Optician suggested some independents may be sceptical given Specsavers marketing-led approach in the past. Perkins said the real competition today does not come from the high street but from the internet. ‘It isn’t about the competition we have in the UK. It’s nothing to do with that. The competition is coming from the disruptive forces using globalised tools to attack the traditional industries. They are going to do it even though they are part of the traditional industry – say no names.’

Morris said Specsavers is not the only company that free eye exams offers and that affordability is not the key to patient loyalty. ‘You can’t scare people into having a sight test.’ People have to be positively encouraged in.
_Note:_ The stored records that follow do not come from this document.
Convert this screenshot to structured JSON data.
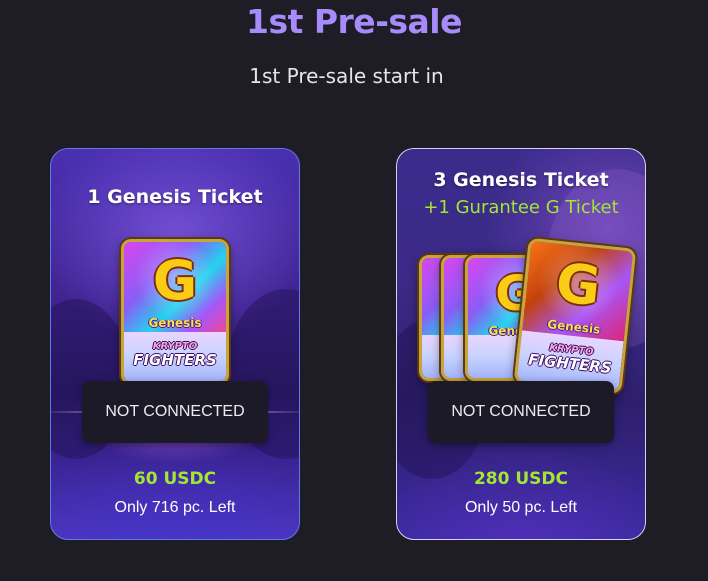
{
  "header": {
    "title": "1st Pre-sale",
    "subtitle": "1st Pre-sale start in"
  },
  "ticket_art": {
    "letter": "G",
    "name": "Genesis",
    "logo_line1": "KRYPTO",
    "logo_line2": "FIGHTERS"
  },
  "cards": [
    {
      "heading": "1 Genesis Ticket",
      "button_label": "NOT CONNECTED",
      "price": "60 USDC",
      "remaining": "Only 716 pc. Left"
    },
    {
      "heading": "3 Genesis Ticket",
      "bonus": "+1 Gurantee G Ticket",
      "button_label": "NOT CONNECTED",
      "price": "280 USDC",
      "remaining": "Only 50 pc. Left"
    }
  ],
  "colors": {
    "accent_title": "#a78bfa",
    "price_green": "#a3e635",
    "background": "#1e1d25"
  }
}
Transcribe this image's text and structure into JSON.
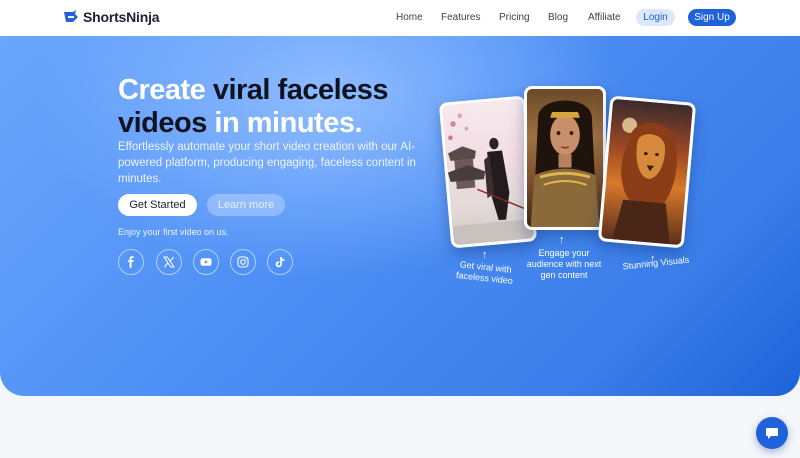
{
  "brand": {
    "name": "ShortsNinja",
    "accent": "#1f62d9"
  },
  "nav": {
    "links": [
      "Home",
      "Features",
      "Pricing",
      "Blog",
      "Affiliate"
    ],
    "login_label": "Login",
    "signup_label": "Sign Up"
  },
  "hero": {
    "headline_part1": "Create ",
    "headline_bold1": "viral faceless",
    "headline_bold2": "videos",
    "headline_part2": " in minutes.",
    "subtitle": "Effortlessly automate your short video creation with our AI-powered platform, producing engaging, faceless content in minutes.",
    "primary_cta": "Get Started",
    "secondary_cta": "Learn more",
    "trial_note": "Enjoy your first video on us.",
    "socials": [
      "facebook-icon",
      "x-icon",
      "youtube-icon",
      "instagram-icon",
      "tiktok-icon"
    ]
  },
  "showcase": {
    "cards": [
      "samurai-artwork",
      "warrior-woman-portrait",
      "lion-artwork"
    ],
    "captions": [
      "Get viral with faceless video",
      "Engage your audience with next gen content",
      "Stunning Visuals"
    ]
  }
}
Free eye tests are a benefit for people who have to choose between paying for an eye exam and school shoes for their kids. ‘If you measure your professionalism by how much you charge for stuff you’re probably not in the right [place].’

Patient retention is about education and a lifetime relationship build on education and service not getting a free eye exam. Patients will be enticed daily by other providers and online in the 2.5 years between eye tests so there has to be a relationship to get them to come back, he said.

Optician took the opportunity to ask Perkins where he felt the market was heading. ‘The next big growth will be online and the profession can fight from its current position but if the NHS were to see online refraction and decide, “we don’t need these guys in the high street”, it would be much better if we get momentum going on this now.’

Morris said the ease with which contact lenses are offered online with little regulation could be repeated by a refraction service. He does not believe in overregulation but under the same GOC rules if you can do it for contact lenses there is nothing to stop someone coming in, being based in the Isle of Man and adding a sight test to the offer. Perkins said the international players have a different view. ‘A lot of people like Grand Optical are used to commodity markets and if they had to take out their NHS systems it wouldn’t bother them, it would just become like Turkey, Netherland, Italy, Spain. They have got a model for this and it wouldn’t affect them that much.

‘We are not just doing this in the name of Specsavers but we will join with anyone who will join us. We can make a difference to the way we operate so that makes a difference to the way we are perceived.’

Morris said the whole basis of professional optometry depends on the primary health side. ‘I fervently believe the best place for patients to access eye care is through eye care professionals. The future I see, unless we do something now, is a future with a load of glasses shops with auto refractors.’

The key is leadership and rank and file optical professionals. ‘It’s a journey we are on. We have developed a team,’ added Perkins. But he admits there are lots of traditionalists that think the past is still the future. ‘It’s going to take a lot more leadership.’

When pushed by Optician to comment on the industry giant formed by the merger of Essilor and Luxottica, Perkins was candid. He agreed that EssilorLuxottica will look to buy a retail channel, possibly a chain to go to market. ‘They have done it in the States and I have no doubt they will do that in the UK as well.’ While the timing remains uncertain he would expect a similar push online and then a move to link online and the high street together.

Returning to a doomsday scenario Morris said: ‘Someone is going to put all the pieces together, that’s my worry. What if Visibly was bought up by Essilux and integrated into Glasses Direct? It’s game over.’

The Specsavers PR minder suggests this is a gloomy note on which to end discussions but Perkins interjects: ‘The game is not over.’ Before repeating: ‘Essilux, the game is not over yet.’